路怀闵挠头,想了一会道:“巧建高楼,可纳盛宴三天三夜。”

“辅佐社稷,助延盛世千秋万代。”

众人鼓掌叫好。方潇澈见路怀闵冷汗直冒,心道:吹嘘拍马是吧,谁不会?

路怀闵再转诗风:“行过山河万里,尝尽天下美酒,结识良师诤友。”

“踏遍春江百景,折得桃花半枝,喜提青梅一人。”

众人又道:“青梅一人?谁是青梅?”“好像是方公子给他师弟陆公子取的外号。”“怎的取这般像女子的闺名?”“那陆公子生了一副青丝红颜,这名倒也挺配他的。”

陆秋池听了脸红心跳,暗暗怪罪方潇澈怎么对到自己头上了,不过话说为何如此多人知“青梅”说的是他?到底是谁给传出去了。

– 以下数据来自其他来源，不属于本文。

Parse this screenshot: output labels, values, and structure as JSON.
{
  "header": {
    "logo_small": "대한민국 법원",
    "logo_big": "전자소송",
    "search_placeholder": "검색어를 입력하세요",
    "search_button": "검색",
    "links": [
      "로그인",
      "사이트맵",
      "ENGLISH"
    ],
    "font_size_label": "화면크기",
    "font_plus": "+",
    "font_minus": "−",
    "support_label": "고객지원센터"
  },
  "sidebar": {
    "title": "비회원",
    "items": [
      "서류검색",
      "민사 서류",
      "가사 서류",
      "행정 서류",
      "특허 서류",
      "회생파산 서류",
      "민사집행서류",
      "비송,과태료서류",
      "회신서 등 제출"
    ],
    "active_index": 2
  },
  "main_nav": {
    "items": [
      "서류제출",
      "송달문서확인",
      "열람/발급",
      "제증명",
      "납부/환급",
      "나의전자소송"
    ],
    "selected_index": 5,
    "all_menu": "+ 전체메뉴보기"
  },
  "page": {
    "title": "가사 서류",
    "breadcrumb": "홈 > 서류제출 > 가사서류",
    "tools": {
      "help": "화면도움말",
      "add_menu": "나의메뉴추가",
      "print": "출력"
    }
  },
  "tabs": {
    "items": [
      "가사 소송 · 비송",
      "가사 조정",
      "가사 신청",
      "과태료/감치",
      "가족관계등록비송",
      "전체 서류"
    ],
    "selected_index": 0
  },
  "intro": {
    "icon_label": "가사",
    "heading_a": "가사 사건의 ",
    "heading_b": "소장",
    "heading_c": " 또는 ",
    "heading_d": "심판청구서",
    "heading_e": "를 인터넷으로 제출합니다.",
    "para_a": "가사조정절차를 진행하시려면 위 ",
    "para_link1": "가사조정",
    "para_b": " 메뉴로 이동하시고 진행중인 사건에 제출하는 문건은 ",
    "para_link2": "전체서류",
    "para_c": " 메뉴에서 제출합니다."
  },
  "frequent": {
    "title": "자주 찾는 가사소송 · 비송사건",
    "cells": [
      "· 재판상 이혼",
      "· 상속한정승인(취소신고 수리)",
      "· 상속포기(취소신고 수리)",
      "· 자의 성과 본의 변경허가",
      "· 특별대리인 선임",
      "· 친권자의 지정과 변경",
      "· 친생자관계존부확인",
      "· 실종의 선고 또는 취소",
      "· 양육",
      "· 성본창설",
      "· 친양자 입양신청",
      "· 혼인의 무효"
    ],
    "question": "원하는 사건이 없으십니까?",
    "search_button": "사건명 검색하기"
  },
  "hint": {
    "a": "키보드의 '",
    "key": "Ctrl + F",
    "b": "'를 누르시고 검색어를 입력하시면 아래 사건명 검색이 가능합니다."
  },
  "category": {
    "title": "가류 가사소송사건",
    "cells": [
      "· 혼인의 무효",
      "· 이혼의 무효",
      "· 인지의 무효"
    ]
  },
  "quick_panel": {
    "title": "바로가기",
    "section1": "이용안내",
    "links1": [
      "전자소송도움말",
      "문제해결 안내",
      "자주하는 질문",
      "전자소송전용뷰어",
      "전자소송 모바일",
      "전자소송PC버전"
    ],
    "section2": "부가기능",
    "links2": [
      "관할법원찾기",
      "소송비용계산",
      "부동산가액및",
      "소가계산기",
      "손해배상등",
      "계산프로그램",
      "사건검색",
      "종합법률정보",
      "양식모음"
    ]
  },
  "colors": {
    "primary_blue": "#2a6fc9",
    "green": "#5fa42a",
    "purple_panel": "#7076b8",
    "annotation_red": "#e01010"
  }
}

方潇澈下意识说出来,也有点讪讪,改道:“额....我说的是一个,一个。”

路怀闵接着道:“东边日,西边雨,激起百姓忧疑心,归避神明。”

“风里来,雨里去,博得天公可怜意,更招风雨。”

“山寺鸣钟悠悠,落崖流水潺潺,独行至凉亭饮薄酒。”

“香炉青烟袅袅,街巷人烟寥寥,齐汇聚腾楼睹胜潮。”

宾客一致叫好,这下全冲着方潇澈去了。路怀闵没想到方潇澈竟然都给一一回了,那众人也不向着自己,急了起来。他看着方潇澈用扇掩面,以为他在偷笑,更是恼羞成怒起来:“先生看似文质彬彬,实则浪荡成性!”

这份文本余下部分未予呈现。